India’s hydel projects in the Himalayas are vulnerable to quakes

The twin earthquakes in Nepal should lead to a review of Indian hydel power projects in the Himalayan region. It is surprising that the government has not made a statement in this regard. This is despite the huge number of hydel projects under construction in Uttarakhand. The government’s silence seems particularly odd in view of reports of extensive damage to hydel projects in Nepal. According to a compilation by South Asia Network on Dams, Rivers and People (SANDRP), 16 hydel projects suffered cracks and tunnel leakages, while the Rasuwagadhi dam under construction was badly damaged.

India has been lucky. But we cannot afford to ignore the vulnerability of hydel projects to quakes, floods and landslides, quite apart from their impact in terms of deforestation and displacement. The June 2013 floods in Uttarakhand damaged the 400 MW Vishnuprayag dam on the Alaknanda river. On August 11, 1979, floods on the Machhu river in Gujarat washed away a dam and with it the industrial township of Morbi, wiping out over 5,000 lives.

It is accepted that dam reservoirs too can trigger serious quakes, such as in the Koyna dam region in 1967. This quake claimed close to 200 lives and damaged the dam as well. The Three Gorges Dam in China is known to have triggered seismic activity. Tunnelling and blasting activity in Kinnaur in Himachal Pradesh and Uttarakhand to divert river water through huge passages can have seismic consequences.

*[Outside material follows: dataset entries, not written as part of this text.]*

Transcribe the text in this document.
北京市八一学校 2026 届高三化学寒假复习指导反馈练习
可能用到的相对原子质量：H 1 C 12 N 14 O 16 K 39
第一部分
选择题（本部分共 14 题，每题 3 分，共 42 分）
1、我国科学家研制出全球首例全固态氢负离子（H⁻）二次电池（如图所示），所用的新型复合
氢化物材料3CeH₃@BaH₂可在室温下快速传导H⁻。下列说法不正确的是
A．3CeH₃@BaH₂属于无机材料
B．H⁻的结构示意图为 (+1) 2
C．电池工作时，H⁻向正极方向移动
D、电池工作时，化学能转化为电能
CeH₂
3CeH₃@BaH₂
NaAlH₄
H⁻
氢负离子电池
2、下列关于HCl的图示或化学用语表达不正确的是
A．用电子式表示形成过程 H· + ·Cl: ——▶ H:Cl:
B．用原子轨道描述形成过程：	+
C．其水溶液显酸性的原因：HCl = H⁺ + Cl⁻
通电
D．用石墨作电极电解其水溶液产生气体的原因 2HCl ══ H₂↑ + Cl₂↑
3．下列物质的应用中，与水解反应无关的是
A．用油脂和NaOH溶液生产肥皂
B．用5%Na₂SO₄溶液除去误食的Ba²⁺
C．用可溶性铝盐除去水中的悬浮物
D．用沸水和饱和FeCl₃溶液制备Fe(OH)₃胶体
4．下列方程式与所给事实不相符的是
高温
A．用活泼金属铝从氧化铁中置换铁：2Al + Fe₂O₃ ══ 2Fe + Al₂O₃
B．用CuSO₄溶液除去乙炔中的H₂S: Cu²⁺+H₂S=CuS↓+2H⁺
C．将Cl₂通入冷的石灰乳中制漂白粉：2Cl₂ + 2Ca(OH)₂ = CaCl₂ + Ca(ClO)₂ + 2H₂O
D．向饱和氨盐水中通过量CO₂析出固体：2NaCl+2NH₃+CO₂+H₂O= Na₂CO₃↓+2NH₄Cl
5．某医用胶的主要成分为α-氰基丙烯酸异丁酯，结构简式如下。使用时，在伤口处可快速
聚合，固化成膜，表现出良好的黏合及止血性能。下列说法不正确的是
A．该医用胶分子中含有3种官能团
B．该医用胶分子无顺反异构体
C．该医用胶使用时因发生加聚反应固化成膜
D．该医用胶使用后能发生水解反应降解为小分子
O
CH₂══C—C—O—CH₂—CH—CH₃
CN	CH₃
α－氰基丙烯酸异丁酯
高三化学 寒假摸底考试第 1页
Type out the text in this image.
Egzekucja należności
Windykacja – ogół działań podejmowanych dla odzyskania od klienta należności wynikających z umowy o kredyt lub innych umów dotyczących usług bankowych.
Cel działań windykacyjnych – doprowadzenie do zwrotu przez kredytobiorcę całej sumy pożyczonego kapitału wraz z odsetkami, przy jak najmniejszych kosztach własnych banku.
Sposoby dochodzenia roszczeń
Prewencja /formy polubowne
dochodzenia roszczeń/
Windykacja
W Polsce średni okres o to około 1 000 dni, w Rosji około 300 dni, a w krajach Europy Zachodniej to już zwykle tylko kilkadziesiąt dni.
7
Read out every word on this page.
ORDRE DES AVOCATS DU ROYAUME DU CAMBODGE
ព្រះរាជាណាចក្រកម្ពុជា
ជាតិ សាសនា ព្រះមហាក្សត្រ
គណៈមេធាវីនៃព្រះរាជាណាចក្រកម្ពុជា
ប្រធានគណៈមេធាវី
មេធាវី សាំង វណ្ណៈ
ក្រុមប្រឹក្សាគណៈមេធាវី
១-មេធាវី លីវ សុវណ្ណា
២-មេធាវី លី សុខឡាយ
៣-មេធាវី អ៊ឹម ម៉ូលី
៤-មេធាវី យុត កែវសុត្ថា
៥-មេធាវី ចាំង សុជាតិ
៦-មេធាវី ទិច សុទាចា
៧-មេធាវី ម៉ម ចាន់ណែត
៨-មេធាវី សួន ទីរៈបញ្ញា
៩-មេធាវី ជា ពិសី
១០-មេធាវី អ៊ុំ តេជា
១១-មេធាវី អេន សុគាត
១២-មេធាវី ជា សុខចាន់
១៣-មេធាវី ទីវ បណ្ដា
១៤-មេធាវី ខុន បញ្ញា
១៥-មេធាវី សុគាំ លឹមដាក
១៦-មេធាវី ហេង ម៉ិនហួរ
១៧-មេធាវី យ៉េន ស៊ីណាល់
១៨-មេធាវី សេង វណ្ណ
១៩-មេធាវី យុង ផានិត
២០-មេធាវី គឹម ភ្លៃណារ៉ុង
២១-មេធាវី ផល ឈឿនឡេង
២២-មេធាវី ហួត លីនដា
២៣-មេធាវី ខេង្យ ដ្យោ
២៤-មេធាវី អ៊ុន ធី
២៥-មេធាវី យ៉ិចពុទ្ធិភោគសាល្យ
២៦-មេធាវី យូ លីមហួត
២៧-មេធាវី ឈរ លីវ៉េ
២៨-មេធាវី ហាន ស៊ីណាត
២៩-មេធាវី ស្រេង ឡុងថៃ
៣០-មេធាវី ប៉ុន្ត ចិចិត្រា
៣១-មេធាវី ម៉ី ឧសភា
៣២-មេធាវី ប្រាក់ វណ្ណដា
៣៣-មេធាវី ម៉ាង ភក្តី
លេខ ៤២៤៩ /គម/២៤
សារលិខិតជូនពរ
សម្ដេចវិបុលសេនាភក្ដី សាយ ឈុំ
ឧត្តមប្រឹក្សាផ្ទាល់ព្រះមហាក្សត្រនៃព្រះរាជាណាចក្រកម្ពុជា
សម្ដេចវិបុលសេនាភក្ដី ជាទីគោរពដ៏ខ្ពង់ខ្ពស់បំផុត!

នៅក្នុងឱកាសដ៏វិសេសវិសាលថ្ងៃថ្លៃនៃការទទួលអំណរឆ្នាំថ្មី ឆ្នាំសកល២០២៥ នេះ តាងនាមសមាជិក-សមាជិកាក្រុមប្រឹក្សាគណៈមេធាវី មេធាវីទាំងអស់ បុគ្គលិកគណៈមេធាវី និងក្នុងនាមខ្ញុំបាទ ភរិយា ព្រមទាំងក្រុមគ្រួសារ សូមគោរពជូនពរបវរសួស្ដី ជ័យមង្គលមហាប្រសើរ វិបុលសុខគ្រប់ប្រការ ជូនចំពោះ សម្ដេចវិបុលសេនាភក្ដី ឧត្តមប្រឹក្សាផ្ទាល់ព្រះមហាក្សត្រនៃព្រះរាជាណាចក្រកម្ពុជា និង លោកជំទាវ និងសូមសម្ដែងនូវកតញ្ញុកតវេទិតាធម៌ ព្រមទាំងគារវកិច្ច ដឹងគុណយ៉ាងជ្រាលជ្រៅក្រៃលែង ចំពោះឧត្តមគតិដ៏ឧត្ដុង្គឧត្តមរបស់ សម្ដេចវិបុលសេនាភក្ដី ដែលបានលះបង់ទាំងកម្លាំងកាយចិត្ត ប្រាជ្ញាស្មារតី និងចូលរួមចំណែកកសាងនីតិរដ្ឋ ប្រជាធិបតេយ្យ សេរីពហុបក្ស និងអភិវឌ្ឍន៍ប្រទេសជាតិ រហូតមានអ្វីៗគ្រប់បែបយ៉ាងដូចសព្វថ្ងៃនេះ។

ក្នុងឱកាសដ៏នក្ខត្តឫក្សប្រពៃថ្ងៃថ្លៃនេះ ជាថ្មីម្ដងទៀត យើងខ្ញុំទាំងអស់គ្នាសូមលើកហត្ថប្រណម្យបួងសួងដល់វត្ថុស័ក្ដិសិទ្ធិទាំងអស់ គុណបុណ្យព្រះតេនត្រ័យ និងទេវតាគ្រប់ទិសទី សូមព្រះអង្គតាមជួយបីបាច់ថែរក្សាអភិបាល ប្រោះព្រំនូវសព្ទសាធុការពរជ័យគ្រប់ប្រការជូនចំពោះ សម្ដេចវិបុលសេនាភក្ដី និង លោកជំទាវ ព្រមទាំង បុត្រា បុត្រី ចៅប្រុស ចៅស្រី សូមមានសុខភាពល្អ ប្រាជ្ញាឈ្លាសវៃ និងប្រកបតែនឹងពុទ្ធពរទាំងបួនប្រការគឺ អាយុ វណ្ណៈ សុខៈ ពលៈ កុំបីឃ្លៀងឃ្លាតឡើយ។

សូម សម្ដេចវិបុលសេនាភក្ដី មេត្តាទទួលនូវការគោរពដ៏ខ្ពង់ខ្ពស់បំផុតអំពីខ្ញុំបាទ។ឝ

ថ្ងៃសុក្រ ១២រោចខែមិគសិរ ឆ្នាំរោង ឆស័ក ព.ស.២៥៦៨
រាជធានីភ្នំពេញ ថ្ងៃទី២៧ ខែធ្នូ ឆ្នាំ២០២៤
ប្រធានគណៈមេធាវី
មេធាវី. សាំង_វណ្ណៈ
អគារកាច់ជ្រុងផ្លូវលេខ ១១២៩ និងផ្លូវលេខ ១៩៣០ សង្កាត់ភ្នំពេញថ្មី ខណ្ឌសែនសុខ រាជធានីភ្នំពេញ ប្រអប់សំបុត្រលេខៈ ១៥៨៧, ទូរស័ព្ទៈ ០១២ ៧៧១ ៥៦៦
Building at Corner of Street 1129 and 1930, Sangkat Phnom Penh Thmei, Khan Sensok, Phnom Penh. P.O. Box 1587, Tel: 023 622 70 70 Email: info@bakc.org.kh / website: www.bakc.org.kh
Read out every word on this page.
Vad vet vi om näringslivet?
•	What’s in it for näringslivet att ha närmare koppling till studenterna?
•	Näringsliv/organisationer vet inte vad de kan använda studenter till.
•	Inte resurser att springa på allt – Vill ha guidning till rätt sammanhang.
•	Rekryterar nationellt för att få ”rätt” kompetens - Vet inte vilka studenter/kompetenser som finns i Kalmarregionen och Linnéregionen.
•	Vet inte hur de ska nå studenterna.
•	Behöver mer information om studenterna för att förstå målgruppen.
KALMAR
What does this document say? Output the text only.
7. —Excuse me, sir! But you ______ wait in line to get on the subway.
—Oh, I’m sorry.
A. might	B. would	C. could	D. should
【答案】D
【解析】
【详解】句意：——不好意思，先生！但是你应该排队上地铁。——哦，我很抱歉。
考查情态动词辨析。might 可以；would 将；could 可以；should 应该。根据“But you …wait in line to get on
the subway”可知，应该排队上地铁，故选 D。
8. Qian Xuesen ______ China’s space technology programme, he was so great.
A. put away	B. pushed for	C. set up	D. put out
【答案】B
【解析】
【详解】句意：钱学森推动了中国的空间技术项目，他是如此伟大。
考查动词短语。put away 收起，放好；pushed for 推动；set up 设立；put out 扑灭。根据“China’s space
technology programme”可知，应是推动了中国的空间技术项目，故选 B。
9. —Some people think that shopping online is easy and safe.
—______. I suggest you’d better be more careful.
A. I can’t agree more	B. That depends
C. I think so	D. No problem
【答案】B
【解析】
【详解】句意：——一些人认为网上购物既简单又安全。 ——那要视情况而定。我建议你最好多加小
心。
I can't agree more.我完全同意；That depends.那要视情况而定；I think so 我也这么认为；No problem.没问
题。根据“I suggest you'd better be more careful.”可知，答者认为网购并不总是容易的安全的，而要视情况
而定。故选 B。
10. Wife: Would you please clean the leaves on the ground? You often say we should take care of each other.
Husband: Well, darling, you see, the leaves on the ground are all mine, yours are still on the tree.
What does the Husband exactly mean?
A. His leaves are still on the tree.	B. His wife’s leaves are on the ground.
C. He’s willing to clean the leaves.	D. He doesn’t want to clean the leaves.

The Tehri dam stands on a major fault, despite warnings by seismologists not to build the dam there.

SANDRP points out that while Uttarakhand has about 100 hydel projects with a capacity of 3600 MW, 41 projects amounting to a capacity of 2400 MW are under construction and another 197 projects with a capacity of 21,000 MW are proposed!

This is madness in the name of ‘development’. Both energy demand and supply cannot be seen as rising without limit.